Meski begitu, Head of Research Division Bursa Efek Indonesia (BEI) Verdi Ikhwan optimistis IHSG akan kembali bangkit dan mencatatkan rekor baru tahun depan. Keyakinan itu merujuk pada perkembangan pasar modal dari beberapa sisi. Seperti perkembangan dari sisi supply (produk) maupun dari sisi permintaan dalam hal ini investor.
"All time high di tahun ini 7.905. Saya cukup yakin tahun depan kita bisa all time high baru lagi, di tahun 2025," kata Verdi pemberitaan Liputan6.com sebelumnya.
Pengamat Pasar Modal, Lanjar Nafi mematok target IHSG berdasarkan Enterprise Value per Share yang saya dapat untuk 2025 di kisaran level 8296.79 dengan PER 14.05x.
Faktor yang Dapat Dukung Kinerja IHSG
Beberapa faktor yang dapat mendukung kinerja IHSG tahun ini, antara lain target pemerintah menjaga pertumbuhan ekonomi di kisaran 5–5,3%, di mana konsumsi rumah tangga tetap menjadi pendorong utama.
Selain itu, Proyek Ibu Kota Negara (IKN) berlanjut sebagai katalis positif, meningkatkan sektor konstruksi, properti, dan material dasar.
"Tahun 2025 menjadi awal pemerintahan baru pasca Pilpres dan Pilkada serentak 2024. Stabilitas politik dan kejelasan arah kebijakan ekonomi akan memberikan kepercayaan kepada investor domestik maupun asing," kata Lanjar.
Dia menambahkan, emiten dengan posisi pasar yang kuat, profitabilitas stabil, dan manajemen risiko yang baik akan lebih menarik terutama yang telah terkoreksi signifikan jelang akhir tahun 2024.
Bersamaan dengan itu, diperkirakan terjadi pemulihan ekonomi dunia, terutama di Tiongkok, AS, dan Eropa, akan mempengaruhi permintaan ekspor Indonesia, khususnya komoditas utama seperti batu bara, nikel, dan CPO.
Advertisement
Penutupan IHSG pada 2 Januari 2025
Sebelumnya, laju Indeks Harga Saham Gabungan (IHSG) melonjak signifikan pada perdagangan perdana, Kamis (2/1/2025). Penguatan IHSG terjadi di tengah transaksi harian saham di bawah Rp 10 triliun dan mayoritas sektor saham beragam.

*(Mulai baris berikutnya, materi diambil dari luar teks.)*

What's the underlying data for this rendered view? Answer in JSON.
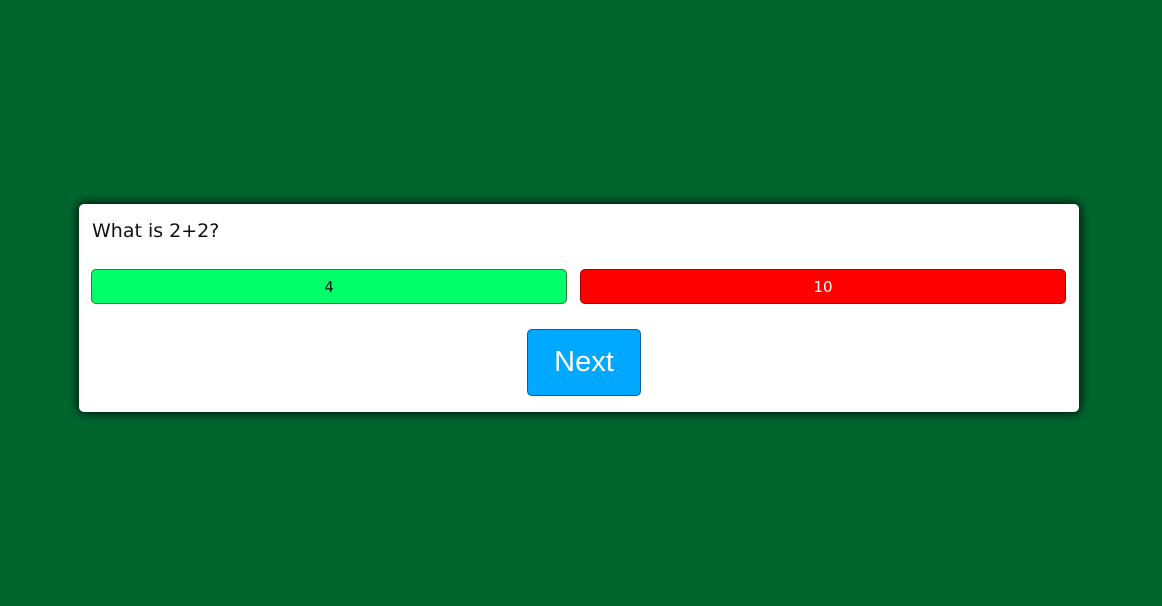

Mengutip data RTI, IHSG melonjak 1,18 persen ke posisi 7.163,20. Indeks saham LQ45 bertambah 1,28 persen ke posisi 837,20. Sebagian besar indeks saham acuan menghijau.
Pada awal 2025, IHSG menyentuh level tertinggi 7.163,20 dan level terendah 7.088,32. Sebanyak 316 saham menghijau sehingga angkat IHSG. 270 saham melemah dan 210 saham diam di tempat.
Total frekuensi perdagangan 1.097.263 kali dengan volume perdagangan 19,8 miliar saham. Nilai transaksi harian saham Rp 9 triliun. Posisi dolar Amerika Serikat terhadap rupiah di kisaran 16.190.
Mayoritas sektor saham melemah awal 2025. Sektor saham consumer nonsiklikal pimpim koreksi. Sektor saham consumer nonsiklikal turun 1,72 persen. Disusul sektor saham kesehatan merosot 1,43 persen dan sektor saham industri terpangkas 1,34 persen, dan sektor saham consumer siklikal melemah 1,18 persen.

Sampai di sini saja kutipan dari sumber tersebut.